Alerting on Derivatives, Not Absolutes
Some alerts work better on rate of change than on absolute value. The pattern, the metric examples, and when to use each.
When derivative wins
Alerting on derivatives is the discipline of alerting on the rate of change rather than (or in addition to) the absolute value. Some failure modes show up clearly in derivatives but slowly in absolutes; the derivative-based alert catches them earlier.
What favors derivatives:
- Disk usage.: "Disk is at 80%" is a static threshold; the alert fires when usage crosses 80. "Disk is filling at 5 GB per hour" is a derivative; the alert fires when the rate of fill is high.
- Static threshold is late.: By the time the disk reaches 80%, the team has limited time. The fill rate gives earlier warning; the team responds before the situation is critical.
- Memory leaks.: A memory leak shows up gradually in absolute memory. The absolute might never hit a threshold during a particular shift. The derivative (memory growth rate) catches the leak earlier; the team investigates while the leak is still small.
- Absolute memory crosses thresholds slowly.: By the time absolute memory triggers, the leak has been happening for a while. The derivative-based alert produces faster detection.
- Catches the leak earlier.: Earlier detection means earlier remediation. The team has more time to investigate; the customer impact is smaller; the resolution is calmer.
Derivative alerts are leading indicators. They produce earlier warning at the cost of more careful tuning.
When absolute wins
Some metrics warrant absolute thresholds. SLO compliance, hard capacity caps, and similar policy-driven metrics need absolute alerting; the rate of change is secondary.
- SLO compliance.: Latency must be under X. The threshold is the policy; the alert fires when the policy is violated. The rate of change is interesting but does not directly indicate SLO violation.
- Latency must be under X.: The team committed to a specific number. Above the number violates the commitment; the alert is on the violation directly.
- Threshold matters; rate of change is secondary.: The user impact is at the threshold, not at the change. Absolute alerts are the right primitive for these cases.

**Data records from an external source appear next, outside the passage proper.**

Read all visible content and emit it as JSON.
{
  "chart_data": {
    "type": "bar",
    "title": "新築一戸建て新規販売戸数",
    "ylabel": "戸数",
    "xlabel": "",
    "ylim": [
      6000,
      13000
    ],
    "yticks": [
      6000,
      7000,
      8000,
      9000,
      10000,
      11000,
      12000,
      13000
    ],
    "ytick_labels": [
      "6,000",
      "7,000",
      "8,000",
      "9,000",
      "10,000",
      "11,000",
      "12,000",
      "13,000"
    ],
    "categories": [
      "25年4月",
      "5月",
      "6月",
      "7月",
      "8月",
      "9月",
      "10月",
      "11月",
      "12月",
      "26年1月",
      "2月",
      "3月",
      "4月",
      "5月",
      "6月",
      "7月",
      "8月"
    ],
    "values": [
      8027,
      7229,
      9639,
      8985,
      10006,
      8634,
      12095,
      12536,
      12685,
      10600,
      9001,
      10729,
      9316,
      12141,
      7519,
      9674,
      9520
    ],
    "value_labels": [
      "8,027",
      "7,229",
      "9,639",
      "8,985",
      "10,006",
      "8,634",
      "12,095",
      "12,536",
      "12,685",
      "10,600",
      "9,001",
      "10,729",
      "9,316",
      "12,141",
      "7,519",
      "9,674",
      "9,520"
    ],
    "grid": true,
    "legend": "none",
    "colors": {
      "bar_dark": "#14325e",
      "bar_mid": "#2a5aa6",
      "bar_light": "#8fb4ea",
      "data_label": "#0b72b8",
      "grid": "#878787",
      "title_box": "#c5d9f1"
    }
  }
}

- Capacity utilization that has a hard cap.: Some resources have hard caps. License count limits, quota limits, fixed-size capacity. Approaching the cap is what matters; the rate of approach is secondary to the absolute level.

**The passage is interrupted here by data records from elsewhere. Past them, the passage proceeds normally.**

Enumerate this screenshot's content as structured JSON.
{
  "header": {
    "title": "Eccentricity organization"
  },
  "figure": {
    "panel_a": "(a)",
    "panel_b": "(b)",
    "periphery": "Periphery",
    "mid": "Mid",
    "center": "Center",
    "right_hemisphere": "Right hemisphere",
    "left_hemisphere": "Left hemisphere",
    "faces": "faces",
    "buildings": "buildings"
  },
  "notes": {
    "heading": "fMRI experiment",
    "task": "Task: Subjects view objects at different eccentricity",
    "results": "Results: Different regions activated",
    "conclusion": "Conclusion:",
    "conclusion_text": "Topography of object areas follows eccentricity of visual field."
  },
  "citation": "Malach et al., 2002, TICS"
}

- Approach the cap is what matters.: When the cap is hard, the team needs to know they are close to it. The absolute level relative to the cap is the right signal; the derivative is supplementary.
Absolute alerts are right when policy or hard limits dictate behavior. The threshold is the meaningful event.
Combine
The right approach is often both. Alert on the absolute when the threshold matters; alert on the derivative when the rate matters; combine them when both are relevant.

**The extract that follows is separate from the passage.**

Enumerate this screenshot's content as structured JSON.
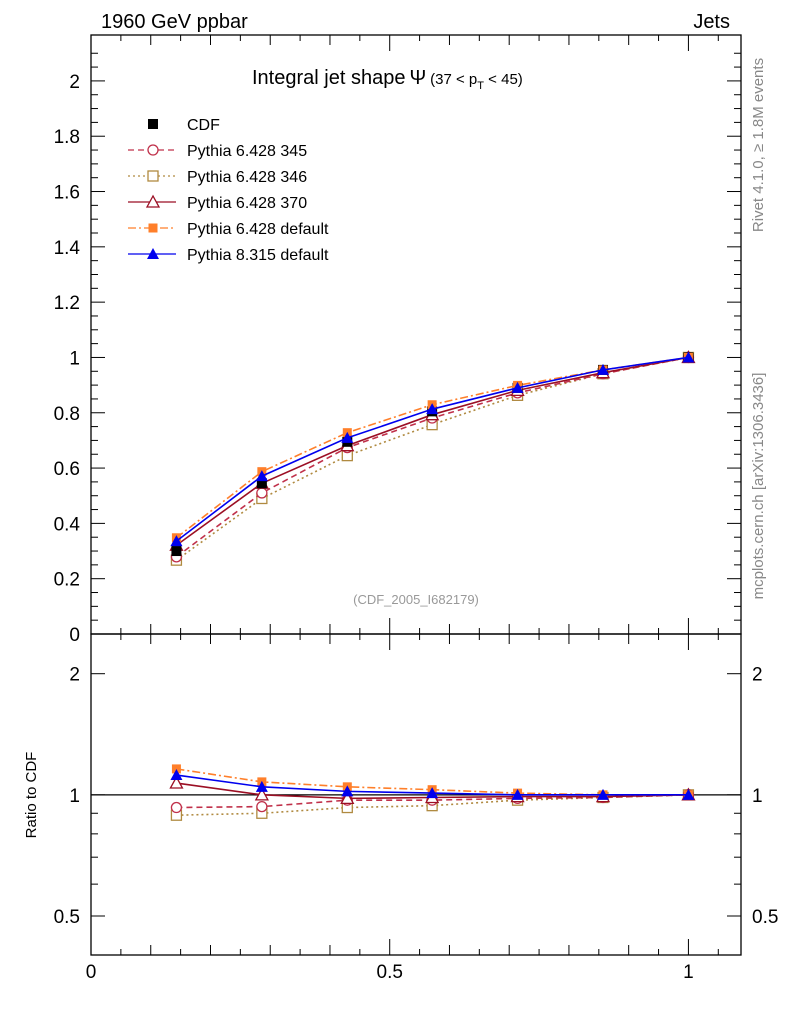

- Often both.: A disk that fills at unusual rate AND is approaching capacity is a stronger signal than either alone. The combination produces precise alerting.
- Alert on either the absolute or the derivative.: Two alerts, ORed together. Either condition fires the alert; the team is notified when either signal warrants attention.
- Two alerts, ORed.: The semantic is "alert me if either of these is concerning". The combination catches more cases than either alone; the false-positive rate is approximately the sum.
- The cheaper safety mechanism.: The combination is the cheap way to add safety. Implementing both alerts is little extra work; the additional coverage is real.
- Tune them together.: The team tunes both alerts as part of the same review. The thresholds match; the false-positive rates are balanced; the alerting strategy is coherent.
Alerting on derivatives is one of those alerting disciplines that produces earlier detection for specific failure modes. Nova AI Ops integrates with metric data, supports both absolute and derivative alerting, and helps teams choose the right primitives for each metric.